On Meditation...

The founder of our Order, Rev. Master Jiyu-Kennett, who studied meditation under some of the greatest meditation masters of Japan, translated the classic Zen texts on the mind of meditation as saying that the critical element is, "Do not try to think, and do not try not to think". She likened the mind of meditation to a person sitting under a bridge beneath a busy road. The "traffic" on the road is our thoughts, feelings, perceptions, emotions, etc. To try to mentally stop the traffic is to "try not to think". The same is true of dulling the mind to the point where no traffic is noticed at all. These approaches would seriously unbalance the harmony of meditation: the first one by increasing concentration to the point of excluding awareness, the second by decreasing awareness to the point that only concentration is left.
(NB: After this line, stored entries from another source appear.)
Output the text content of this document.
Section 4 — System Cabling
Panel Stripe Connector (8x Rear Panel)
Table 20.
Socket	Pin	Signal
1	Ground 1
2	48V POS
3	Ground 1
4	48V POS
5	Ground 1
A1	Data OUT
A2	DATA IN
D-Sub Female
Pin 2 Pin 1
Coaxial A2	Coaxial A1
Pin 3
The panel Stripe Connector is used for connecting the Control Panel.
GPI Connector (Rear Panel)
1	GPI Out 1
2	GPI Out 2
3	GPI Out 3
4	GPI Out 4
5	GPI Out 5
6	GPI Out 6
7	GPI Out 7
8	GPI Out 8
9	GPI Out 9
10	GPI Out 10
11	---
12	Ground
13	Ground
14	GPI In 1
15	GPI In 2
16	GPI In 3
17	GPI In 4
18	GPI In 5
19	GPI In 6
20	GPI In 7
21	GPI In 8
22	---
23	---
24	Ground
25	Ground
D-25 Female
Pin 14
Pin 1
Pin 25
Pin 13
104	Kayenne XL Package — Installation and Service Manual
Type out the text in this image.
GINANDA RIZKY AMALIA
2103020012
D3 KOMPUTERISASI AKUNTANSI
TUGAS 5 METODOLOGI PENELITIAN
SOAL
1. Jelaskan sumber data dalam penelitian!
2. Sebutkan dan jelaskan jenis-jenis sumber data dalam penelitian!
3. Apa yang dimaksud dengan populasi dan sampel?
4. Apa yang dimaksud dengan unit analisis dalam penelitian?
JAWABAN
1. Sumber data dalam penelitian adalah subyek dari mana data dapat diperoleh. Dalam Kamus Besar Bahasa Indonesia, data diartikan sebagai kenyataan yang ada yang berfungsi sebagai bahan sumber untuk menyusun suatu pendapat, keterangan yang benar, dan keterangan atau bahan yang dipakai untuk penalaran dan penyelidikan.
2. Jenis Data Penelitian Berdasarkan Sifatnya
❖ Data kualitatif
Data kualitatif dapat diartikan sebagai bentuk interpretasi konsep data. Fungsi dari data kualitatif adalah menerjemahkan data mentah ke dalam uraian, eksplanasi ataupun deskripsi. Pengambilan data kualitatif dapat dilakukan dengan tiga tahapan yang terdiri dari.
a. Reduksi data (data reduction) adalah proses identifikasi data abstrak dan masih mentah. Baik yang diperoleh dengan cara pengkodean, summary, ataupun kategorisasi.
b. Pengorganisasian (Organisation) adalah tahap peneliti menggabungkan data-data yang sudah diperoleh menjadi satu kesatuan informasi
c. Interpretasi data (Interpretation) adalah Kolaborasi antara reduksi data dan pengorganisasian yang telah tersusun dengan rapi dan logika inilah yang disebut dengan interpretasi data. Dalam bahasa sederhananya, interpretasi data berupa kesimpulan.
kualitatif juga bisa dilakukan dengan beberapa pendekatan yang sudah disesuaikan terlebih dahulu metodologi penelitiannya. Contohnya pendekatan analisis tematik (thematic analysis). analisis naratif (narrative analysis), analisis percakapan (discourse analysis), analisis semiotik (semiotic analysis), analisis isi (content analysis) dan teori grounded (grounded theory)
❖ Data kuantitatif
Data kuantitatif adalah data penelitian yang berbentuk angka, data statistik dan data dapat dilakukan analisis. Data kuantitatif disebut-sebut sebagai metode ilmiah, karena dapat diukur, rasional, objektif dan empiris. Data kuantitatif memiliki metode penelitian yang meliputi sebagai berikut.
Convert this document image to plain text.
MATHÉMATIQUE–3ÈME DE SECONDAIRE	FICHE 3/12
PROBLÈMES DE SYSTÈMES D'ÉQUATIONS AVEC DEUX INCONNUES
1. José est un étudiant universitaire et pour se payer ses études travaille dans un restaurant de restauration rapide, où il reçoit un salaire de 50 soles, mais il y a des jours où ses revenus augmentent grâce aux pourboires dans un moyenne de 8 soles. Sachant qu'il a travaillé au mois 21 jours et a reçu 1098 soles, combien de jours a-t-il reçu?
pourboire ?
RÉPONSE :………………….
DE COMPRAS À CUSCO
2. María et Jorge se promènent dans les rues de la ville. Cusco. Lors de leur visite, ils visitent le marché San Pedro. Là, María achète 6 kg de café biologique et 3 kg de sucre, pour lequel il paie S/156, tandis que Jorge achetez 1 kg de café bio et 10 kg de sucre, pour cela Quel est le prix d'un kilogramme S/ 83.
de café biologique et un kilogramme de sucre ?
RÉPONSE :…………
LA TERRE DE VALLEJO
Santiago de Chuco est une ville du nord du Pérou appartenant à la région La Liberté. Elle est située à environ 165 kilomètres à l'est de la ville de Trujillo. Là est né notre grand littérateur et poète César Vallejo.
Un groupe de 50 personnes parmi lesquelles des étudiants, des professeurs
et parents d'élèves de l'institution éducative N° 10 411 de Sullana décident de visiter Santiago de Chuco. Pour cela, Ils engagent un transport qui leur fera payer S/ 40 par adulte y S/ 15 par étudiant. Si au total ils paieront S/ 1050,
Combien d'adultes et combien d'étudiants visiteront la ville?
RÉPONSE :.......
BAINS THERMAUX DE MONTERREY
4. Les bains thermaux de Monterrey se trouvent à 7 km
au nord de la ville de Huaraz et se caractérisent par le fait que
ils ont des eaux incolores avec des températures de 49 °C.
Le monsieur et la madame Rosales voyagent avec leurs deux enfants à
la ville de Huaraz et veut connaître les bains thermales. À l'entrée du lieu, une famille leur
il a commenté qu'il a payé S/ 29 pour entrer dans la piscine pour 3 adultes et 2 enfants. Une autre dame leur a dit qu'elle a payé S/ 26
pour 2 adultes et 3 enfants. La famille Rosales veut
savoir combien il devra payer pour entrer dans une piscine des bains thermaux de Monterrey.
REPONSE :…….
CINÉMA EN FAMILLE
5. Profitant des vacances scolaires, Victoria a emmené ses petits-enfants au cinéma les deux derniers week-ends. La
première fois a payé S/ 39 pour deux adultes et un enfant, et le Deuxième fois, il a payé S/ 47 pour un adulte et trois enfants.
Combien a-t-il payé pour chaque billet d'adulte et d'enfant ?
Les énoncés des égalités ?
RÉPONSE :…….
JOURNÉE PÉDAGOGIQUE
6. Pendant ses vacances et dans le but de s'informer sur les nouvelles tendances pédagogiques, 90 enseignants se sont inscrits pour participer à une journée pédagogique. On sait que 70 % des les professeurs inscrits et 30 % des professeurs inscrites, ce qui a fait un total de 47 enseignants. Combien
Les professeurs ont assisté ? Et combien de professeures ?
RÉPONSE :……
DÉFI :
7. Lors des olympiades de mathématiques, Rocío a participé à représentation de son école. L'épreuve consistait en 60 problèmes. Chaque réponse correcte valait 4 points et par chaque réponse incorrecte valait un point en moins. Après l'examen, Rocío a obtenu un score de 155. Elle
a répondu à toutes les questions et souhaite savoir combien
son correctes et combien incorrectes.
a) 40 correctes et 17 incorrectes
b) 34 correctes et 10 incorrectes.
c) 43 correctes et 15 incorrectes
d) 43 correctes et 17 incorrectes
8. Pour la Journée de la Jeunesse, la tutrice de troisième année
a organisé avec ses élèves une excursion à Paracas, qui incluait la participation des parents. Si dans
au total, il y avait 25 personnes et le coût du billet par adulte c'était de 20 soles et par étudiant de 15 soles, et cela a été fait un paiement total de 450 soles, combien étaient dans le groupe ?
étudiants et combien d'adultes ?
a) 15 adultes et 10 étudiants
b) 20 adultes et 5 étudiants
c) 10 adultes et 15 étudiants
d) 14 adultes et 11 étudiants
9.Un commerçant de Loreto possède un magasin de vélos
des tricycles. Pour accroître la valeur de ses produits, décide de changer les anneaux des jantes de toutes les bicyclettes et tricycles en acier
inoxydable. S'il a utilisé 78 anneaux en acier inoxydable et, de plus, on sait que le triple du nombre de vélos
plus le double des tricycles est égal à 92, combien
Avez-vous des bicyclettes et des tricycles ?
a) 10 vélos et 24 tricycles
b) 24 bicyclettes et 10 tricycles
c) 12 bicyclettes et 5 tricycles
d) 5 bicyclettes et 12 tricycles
On the other hand, to leave one's sitting place, get up and accept a ride in one of the cars is to "try to think". One's mind is literally "captured" and "carried away" by a particular thought or feeling, so that what was simply a passing thought turns into a ten minute chain of thinking. Here, the concentration has been insufficient, and awareness has lost touch entirely with the basic fact of things-as-they-are: the fact that we are just sitting there. Whenever we find that we are doing something other than just sit there, we gently bring our mind back. This is done over and over again, and is the work of meditation practice.

 Another useful observation which Rev. Master Jiyu-Kennett made about meditation was the distinction between natural and deliberate thought. Suppose, for instance, that a dog barks while we are meditating. We naturally hear the sound, and perhaps the thought occurs to us that a dog is barking. These are examples of natural thought; they are part of things-as-they-are, part of simple, aware sitting. This is meditation, and nothing needs to be done about it. But suppose that we continue the chain of thought: we next think that the barking disturbs our meditation, that our neighbor should control their dog better, that something really should be done about this lack of consideration·, and the next thing we are aware of is that we "wake up", realizing that we have spent the last five minutes giving our neighbor a lecture. This is deliberate thought and is inconsistent with serene reflection meditation. We need to bring our mind back to the awareness of simply sitting there.